Merdivenin Fikri
Merdivenin Fikri’nin ne olduğunu ilk kez Halit Ziya Uşaklıgil’de okudum. Mustafa Kirenci yönetiminde ‘karanlık hep vardır, çabalayan ışıktır’ düsturuyla yol alan Büyüyen Ay Yayınları, Mai ve...

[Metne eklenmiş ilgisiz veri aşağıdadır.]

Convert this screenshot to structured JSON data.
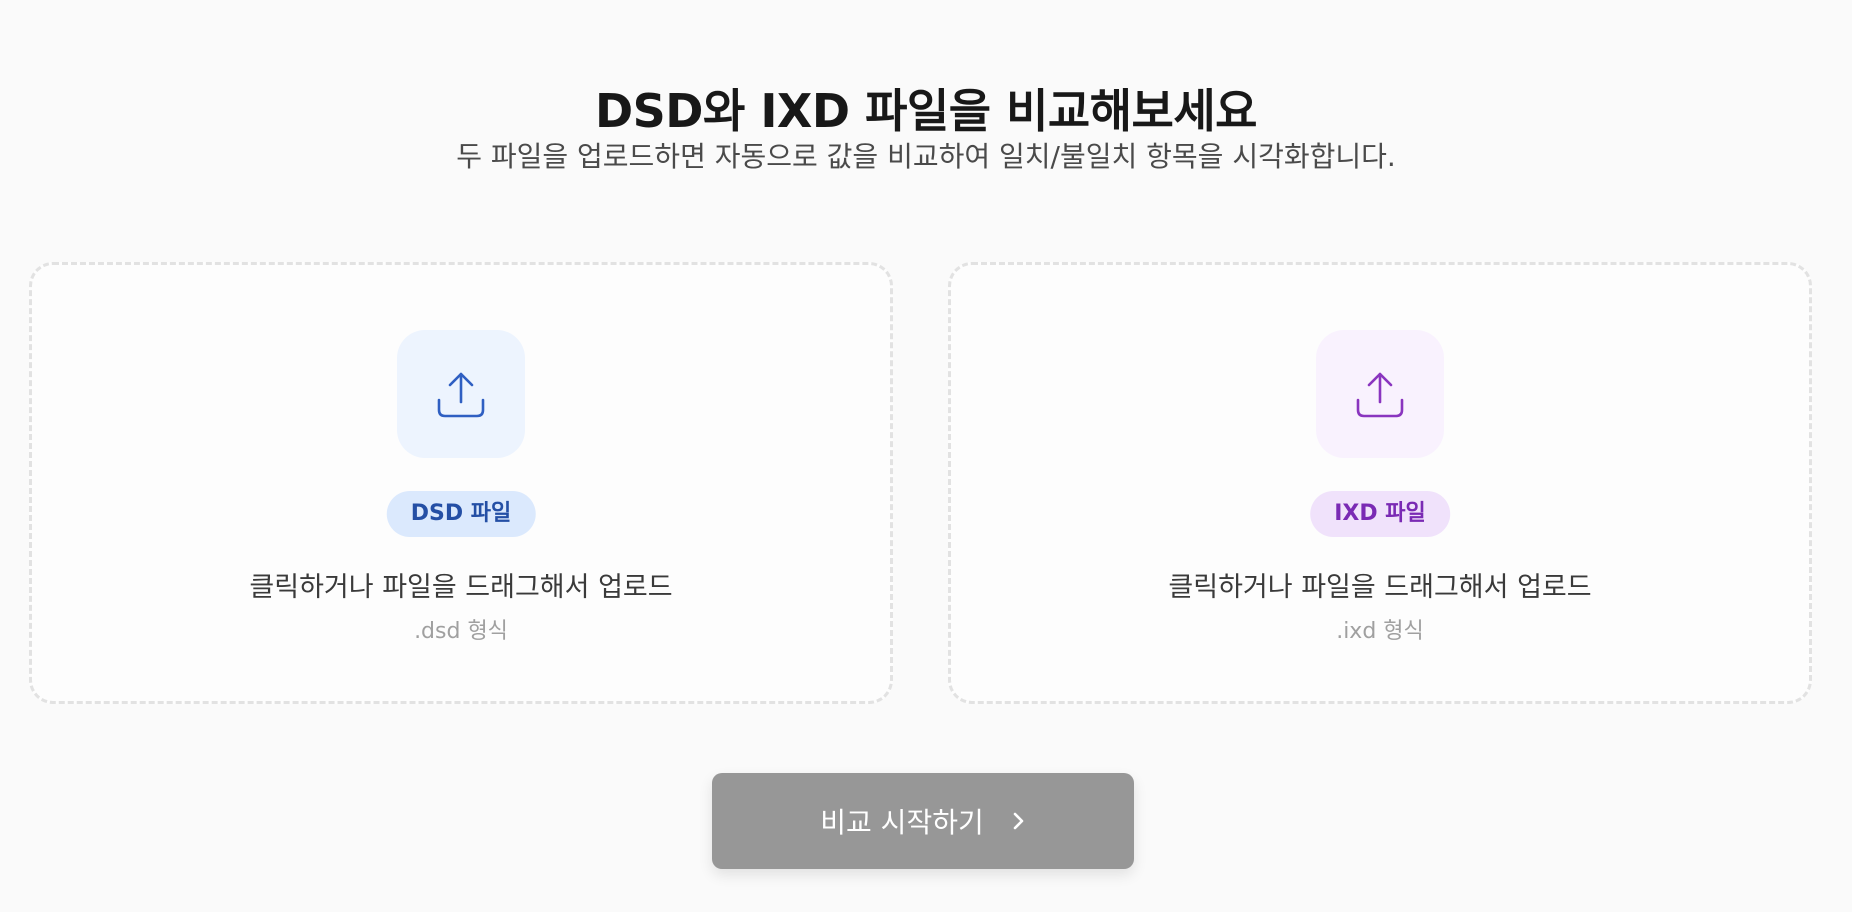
{
  "header": {
    "title": "DSD와 IXD 파일을 비교해보세요",
    "subtitle": "두 파일을 업로드하면 자동으로 값을 비교하여 일치/불일치 항목을 시각화합니다."
  },
  "upload_cards": [
    {
      "badge": "DSD 파일",
      "hint": "클릭하거나 파일을 드래그해서 업로드",
      "format": ".dsd 형식",
      "accent": "#2f5fc2",
      "icon": "upload-icon"
    },
    {
      "badge": "IXD 파일",
      "hint": "클릭하거나 파일을 드래그해서 업로드",
      "format": ".ixd 형식",
      "accent": "#8a35bf",
      "icon": "upload-icon"
    }
  ],
  "action": {
    "compare_label": "비교 시작하기",
    "icon": "chevron-right-icon",
    "disabled": true
  }
}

Merdivenin Fikri’nin ne olduğunu ilk kez Halit Ziya Uşaklıgil’de okudum. Mustafa Kirenci yönetiminde ‘karanlık hep vardır, çabalayan ışıktır’ düsturuyla yol alan Büyüyen Ay Yayınları, Mai ve Siyah yazarının iki ciltlik Sanata Dair kitabını yayımladı. Eren Yavuz’un emeğiyle okurla buluşan eser, Halid Ziya üzerinden kültür, sanat ve estetik meseleleri yanında hayata dair pek çok kavramı yeniden düşünmeye imkan veriyor. Halid Ziya, Fransızların ‘L’esprit de l’escalier’, yani merdivenin fikri diye çevrilebilecek ancak üstadın tabiriyle ‘merdivende gelen fikir’ anlamına gelen bu deyim üzerinde uzun uzun düşünüyor. Kısaca, yerinde ve zamanında söylenmesi gereken, o an akla gelmediği, unutkanlık, çekingenlik hatta belki de korkaklık sebebiyle muhatabına söylenmeyip de sonradan dile geliveren düşünce ve sözleri kastediyor. İnsanın içinde sönmez bir hakikat alevi parladığı ve o sayede kendi karanlığının mahkumu olmaktan kurtulabildiği için olsa gerek, bu merdivende gelen fikirden’ ayrı düşemeyiz. Korkaklık, siniklik, çekingenlik hatta beceriksizlik bir nebze olsun böyle aşılmış olur. Varlık istemeden de olsa kendisini temize çeker. Belki ruhen rahatlar. Tabii, ömrünü neredeyse merdivende gelen fikirle geçiren ‘hesap kitap uzmanları’ hep vardır ve insanın karanlık devirlerinden beri başlarında kazanç ve mutluluk halesiyle dolaşırlar.